UNC-Chapel Hill music professor Richard Luby died peacefully in his sleep on Tuesday. Luby was known among his colleagues and students as a charismatic teacher and a passionate musician. He joined UNC-Chapel Hill in 1979, when he was hired as a professor of violin and chamber music.
Craig Curtis, the program director at KPCC radio station in Los Angeles, was with WUNC around the time that Luby came to Chapel Hill. He remembers broadcasting and recording Luby's music often and says, "Despite Richard's interest in historical performance practice, he loved to listen to those over-the-top arch-romantic recordings of baroque repertoire.

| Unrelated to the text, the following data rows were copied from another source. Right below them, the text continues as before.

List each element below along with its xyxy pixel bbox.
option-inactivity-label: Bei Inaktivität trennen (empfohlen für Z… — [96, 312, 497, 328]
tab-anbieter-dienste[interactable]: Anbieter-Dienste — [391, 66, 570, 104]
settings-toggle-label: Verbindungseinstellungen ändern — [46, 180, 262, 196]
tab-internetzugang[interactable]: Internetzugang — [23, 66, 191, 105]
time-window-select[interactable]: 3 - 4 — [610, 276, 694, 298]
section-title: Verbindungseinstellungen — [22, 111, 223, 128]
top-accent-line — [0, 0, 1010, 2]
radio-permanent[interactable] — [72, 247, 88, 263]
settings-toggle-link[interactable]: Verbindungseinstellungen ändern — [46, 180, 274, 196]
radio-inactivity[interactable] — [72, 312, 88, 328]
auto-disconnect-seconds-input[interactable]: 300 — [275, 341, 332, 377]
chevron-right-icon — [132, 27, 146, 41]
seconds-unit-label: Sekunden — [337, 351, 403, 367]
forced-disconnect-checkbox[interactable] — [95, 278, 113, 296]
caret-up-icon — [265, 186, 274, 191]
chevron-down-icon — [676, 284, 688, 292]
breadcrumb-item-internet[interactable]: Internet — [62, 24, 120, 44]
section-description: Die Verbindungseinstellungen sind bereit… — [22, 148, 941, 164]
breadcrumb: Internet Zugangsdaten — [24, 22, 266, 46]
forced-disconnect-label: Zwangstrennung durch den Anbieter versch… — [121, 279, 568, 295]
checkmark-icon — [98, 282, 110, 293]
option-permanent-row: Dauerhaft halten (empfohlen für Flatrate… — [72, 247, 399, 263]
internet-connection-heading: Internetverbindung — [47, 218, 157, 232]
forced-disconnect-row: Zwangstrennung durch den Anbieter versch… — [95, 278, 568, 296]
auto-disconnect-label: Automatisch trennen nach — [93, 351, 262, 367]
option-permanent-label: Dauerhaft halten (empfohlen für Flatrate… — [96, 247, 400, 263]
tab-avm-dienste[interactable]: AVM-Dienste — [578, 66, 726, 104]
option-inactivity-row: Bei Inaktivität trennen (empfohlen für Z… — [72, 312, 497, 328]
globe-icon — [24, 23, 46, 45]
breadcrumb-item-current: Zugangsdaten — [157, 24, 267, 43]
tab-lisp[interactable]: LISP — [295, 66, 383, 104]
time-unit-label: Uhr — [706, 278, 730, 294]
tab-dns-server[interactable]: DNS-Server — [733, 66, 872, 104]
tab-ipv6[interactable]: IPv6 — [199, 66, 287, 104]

I remember playing the Beecham Hallelujah Chorus on WUNC one time, and we played the opening cymbal crash--a crash not in the original score--at least three times on the air, just because it was so much fun."
Before coming to UNC-Chapel Hill, Luby studied at the Yale School of Music, the Juilliard School of Music, and the Curtis Institute of Music, as well as serving on faculties at the Eastman School of Music and the New England Conservatory. His expertise included Baroque and Classical music on historical instruments and modern violin, and he performed internationally as a member of the Orchestra of the Eighteenth Century of Amsterdam and also with orchestras in Spain, Mexico, Cuba, and the United States.
At the time of his death, Luby was 68 years old. A memorial gathering will take place on Friday, February 1 at 1 p.m. in Hill Hall Auditorium.